Going forward, although we’re winding down African History Season in London, I’ve just committed to Xtra History & Reasoning Sessions to be hosted by Harrow Mayor Nana Asante from next month onwards. I’d like a Wikimedia UK rep to attend a meeting made up of African British historians and enthusiasts, in order to raise awareness about how they can engage with Wiki, besides searching for information.
Finally, two things that struck me, which I’ve blogged/tweeted on, but would like to expand on here. At the conference, the fact that the internationally-drawn delegation spoke English, made me realise how lucky I was to live within an Anglophone regime. Secondly, the abundance of food and drink (I mean water and fruit juices, not alcohol), made me realise how blessed we are in the West, and how we can so easily take our relatively good fortune for granted. It seemed somewhat ironical from the context of sitting in a diversity conference, which is essentially about redressing global disadvantage.
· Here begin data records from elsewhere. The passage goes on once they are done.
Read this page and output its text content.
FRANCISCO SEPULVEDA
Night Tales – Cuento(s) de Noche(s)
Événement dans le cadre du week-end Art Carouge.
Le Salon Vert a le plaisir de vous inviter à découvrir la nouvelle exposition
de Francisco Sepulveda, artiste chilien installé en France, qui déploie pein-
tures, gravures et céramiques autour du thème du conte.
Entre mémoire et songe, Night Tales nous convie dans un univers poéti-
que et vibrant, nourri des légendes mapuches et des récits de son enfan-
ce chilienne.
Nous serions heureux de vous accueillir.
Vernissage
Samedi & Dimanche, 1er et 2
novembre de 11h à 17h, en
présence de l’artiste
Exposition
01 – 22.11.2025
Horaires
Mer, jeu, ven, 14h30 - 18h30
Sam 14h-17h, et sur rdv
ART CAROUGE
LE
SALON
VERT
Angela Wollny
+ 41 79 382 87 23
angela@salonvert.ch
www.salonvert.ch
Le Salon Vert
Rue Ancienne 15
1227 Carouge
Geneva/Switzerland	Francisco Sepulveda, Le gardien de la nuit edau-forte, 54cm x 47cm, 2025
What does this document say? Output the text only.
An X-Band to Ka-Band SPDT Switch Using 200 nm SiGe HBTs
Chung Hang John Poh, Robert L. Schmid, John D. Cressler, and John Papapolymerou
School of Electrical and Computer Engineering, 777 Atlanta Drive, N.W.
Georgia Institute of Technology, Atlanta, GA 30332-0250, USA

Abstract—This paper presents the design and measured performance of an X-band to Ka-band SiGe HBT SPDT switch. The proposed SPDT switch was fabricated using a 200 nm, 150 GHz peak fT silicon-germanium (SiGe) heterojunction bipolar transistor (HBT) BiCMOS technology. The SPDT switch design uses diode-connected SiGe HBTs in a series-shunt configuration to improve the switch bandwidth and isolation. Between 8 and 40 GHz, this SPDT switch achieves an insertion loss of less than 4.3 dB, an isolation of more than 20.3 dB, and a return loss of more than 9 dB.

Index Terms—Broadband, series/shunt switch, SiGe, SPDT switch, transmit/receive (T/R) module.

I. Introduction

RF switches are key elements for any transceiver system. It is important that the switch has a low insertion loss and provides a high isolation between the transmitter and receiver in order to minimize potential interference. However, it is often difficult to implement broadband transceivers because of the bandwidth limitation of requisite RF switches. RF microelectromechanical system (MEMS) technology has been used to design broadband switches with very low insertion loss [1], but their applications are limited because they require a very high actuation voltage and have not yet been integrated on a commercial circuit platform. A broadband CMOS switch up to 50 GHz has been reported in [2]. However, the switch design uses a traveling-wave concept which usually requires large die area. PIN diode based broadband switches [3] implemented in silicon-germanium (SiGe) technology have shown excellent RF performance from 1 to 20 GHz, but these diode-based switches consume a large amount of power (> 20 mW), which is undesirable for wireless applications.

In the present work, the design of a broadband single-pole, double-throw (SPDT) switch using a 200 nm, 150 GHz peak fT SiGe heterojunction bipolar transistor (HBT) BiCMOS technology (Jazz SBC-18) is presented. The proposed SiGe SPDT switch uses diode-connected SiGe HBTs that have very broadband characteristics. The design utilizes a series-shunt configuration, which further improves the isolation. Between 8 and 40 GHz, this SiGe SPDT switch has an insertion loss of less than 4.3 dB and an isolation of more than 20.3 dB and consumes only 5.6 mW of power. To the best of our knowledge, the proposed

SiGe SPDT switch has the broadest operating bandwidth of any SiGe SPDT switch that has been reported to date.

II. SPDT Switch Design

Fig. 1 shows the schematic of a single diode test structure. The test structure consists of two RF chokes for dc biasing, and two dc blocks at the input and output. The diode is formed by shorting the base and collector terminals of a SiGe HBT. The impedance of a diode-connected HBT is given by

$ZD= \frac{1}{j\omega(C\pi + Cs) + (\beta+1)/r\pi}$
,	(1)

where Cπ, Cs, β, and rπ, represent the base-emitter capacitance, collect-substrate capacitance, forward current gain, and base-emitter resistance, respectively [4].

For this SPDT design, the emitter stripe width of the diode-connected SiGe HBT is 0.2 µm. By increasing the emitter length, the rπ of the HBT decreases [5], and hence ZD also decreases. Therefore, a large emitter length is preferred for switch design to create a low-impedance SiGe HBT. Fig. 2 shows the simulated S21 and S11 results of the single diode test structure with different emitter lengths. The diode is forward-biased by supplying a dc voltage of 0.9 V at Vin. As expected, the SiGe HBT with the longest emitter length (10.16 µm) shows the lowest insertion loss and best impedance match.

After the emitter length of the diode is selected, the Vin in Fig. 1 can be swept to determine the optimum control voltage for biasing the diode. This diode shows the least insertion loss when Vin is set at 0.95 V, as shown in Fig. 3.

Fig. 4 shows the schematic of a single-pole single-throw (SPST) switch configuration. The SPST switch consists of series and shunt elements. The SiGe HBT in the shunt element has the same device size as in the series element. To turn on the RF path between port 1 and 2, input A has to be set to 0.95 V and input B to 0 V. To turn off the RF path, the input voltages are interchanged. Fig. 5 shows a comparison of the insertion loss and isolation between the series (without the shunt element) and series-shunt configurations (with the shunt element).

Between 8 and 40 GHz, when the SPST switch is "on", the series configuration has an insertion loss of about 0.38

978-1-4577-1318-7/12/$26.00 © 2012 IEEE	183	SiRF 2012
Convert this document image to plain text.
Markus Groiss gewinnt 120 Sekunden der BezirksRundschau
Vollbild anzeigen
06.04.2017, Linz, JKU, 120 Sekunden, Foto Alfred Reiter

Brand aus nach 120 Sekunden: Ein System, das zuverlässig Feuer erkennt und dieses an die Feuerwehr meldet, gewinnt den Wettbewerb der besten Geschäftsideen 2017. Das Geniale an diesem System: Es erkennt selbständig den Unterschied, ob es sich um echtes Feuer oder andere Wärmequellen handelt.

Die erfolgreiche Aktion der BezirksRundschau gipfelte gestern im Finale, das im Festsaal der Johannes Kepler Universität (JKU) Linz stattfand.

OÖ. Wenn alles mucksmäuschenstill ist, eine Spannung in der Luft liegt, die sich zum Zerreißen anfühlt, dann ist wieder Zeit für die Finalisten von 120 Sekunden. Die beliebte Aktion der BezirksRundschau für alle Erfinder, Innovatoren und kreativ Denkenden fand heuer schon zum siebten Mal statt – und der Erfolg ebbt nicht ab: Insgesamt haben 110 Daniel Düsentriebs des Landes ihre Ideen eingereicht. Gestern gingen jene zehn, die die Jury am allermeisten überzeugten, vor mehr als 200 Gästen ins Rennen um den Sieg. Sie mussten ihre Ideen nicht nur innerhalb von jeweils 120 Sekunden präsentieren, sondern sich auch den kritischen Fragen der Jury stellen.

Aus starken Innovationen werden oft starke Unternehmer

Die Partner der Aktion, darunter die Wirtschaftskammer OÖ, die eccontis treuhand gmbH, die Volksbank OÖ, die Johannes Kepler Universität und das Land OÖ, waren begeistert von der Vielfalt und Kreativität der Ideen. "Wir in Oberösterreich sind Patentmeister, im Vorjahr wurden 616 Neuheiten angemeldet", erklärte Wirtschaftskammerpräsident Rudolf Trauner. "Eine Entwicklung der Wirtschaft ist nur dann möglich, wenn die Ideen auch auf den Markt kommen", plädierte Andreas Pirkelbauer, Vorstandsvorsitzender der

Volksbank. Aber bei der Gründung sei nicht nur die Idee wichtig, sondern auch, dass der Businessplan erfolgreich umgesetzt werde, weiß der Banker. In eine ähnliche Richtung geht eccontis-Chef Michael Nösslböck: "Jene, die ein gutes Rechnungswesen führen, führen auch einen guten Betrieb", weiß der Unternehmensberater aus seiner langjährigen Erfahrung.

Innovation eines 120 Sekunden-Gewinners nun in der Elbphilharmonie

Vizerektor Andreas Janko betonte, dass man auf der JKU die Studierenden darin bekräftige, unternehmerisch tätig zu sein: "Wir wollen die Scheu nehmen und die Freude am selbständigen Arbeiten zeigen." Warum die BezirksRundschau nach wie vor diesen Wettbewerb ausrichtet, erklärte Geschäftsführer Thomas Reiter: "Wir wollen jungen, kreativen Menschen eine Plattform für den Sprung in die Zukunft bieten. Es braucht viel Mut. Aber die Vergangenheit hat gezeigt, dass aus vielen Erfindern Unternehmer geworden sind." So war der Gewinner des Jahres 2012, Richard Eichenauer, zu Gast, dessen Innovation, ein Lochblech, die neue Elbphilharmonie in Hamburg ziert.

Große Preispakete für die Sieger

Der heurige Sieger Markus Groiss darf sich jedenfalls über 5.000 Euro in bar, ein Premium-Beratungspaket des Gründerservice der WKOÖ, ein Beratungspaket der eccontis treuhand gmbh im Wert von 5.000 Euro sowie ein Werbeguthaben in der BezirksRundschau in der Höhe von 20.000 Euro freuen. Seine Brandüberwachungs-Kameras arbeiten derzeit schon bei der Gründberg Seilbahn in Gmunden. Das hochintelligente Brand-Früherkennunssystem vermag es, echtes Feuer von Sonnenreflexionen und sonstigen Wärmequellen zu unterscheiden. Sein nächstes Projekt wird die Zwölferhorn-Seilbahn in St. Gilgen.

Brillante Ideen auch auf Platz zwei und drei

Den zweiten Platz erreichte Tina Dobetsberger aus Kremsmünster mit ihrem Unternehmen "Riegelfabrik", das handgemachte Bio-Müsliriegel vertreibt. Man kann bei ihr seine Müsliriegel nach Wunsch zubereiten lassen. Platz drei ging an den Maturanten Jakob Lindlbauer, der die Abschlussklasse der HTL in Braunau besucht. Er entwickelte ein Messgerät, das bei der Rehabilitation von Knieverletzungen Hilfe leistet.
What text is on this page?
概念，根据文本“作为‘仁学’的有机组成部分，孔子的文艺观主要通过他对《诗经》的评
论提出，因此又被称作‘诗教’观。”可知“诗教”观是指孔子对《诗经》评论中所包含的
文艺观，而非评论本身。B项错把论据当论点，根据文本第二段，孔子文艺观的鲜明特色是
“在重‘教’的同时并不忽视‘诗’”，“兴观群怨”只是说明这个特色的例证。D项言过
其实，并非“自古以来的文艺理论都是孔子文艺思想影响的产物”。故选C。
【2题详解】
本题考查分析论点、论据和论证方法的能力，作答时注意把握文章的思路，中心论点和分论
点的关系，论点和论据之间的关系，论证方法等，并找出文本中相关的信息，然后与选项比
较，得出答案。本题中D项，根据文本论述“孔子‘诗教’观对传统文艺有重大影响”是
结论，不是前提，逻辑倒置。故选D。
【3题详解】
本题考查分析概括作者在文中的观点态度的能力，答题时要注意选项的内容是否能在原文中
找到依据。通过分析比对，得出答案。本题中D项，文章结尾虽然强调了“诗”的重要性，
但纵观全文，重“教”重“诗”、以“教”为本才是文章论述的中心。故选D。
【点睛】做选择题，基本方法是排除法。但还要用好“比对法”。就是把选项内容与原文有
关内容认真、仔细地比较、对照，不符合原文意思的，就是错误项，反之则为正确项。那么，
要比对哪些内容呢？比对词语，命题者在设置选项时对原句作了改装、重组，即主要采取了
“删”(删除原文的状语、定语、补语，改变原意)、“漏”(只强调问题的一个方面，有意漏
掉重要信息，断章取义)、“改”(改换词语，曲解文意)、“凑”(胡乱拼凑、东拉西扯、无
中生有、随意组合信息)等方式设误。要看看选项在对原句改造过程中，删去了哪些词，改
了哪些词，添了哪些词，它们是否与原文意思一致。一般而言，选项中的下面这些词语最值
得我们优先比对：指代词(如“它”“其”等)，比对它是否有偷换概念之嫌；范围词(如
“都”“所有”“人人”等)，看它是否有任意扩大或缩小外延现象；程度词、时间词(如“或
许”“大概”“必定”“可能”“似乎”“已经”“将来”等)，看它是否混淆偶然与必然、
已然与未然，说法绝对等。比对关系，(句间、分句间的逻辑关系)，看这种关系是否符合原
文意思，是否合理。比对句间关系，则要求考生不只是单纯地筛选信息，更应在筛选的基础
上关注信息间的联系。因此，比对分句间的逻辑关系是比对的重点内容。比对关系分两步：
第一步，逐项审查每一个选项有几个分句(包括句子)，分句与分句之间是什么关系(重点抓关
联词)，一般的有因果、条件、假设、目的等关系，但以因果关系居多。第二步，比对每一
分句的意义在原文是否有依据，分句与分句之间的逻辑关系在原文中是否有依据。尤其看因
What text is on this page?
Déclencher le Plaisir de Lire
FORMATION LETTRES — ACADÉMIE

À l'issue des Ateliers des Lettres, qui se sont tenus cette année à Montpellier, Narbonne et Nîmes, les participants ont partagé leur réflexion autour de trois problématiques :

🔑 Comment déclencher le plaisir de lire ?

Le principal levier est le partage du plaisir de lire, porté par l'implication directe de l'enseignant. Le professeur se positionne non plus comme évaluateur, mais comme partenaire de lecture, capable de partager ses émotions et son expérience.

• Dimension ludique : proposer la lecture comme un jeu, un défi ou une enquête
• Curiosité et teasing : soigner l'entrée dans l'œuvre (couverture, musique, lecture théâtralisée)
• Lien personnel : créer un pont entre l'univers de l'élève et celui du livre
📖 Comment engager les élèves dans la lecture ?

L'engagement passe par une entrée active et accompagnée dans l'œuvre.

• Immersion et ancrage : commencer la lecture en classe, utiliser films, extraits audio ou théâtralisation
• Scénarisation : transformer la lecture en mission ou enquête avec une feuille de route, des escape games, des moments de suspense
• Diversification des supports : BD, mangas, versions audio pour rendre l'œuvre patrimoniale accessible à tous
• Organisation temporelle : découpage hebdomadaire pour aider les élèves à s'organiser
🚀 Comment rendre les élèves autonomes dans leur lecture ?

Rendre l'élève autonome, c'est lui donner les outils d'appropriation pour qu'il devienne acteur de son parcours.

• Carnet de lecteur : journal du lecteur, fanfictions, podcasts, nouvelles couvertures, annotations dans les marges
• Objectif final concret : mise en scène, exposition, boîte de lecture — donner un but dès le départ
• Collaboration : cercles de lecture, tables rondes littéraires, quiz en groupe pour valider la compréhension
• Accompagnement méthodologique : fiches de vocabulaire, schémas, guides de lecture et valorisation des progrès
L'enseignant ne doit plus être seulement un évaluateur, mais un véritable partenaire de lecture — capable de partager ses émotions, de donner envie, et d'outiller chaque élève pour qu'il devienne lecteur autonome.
Oh, I must say, the delegates were also very nice, warm, engaging, and everyone I spoke to about my two interest areas responded encouragingly. Although there was one rather techy person who seemed to be impatient with those not of the same interest or on the same level. Anna from Wikipedia Foundation HQ is certainly a good PR person for her organisation!
Sadly, getting out of Berlin almost ended badly. A jobsworth security personnel at Schönefeld Airport would not allow me to through security, having decided either my hand luggage was either too big or too heavy – he spoke no English but OK, he’s in Germany so why should I expect him to speak English? – all he did was to point for me to go outside.
Luckily, the chap I went to see not only spoke English, but kindly offered to come over to help, provided my luggage fitted into that size cage. Thankfully, it did, so he had a word in German with Mr Jobsworth, who was not at all happy to see me go through security without having to submit to his dictatorial bidding!
So that almost disastrous encounter hasn’t tainted the generally helpful view I had of the many other encounters with Berliners!
I must thank our hosts Wikimedia Deutschland. Their programme, hosting, facilities, and friendly help must be commended. And I took advantage of one of their guided tours through Berlin on November 9, which we discovered is an important date in Germany on many counts, most poignantly because of the 1989 fall of the Berlin Wall.
I’m looking forward to Wikimania conference in my home ground London August 8–10 August 2014, by which time I’m sure me and some of by community would have added appreciably to African British history and British Black Music on the wikisphere!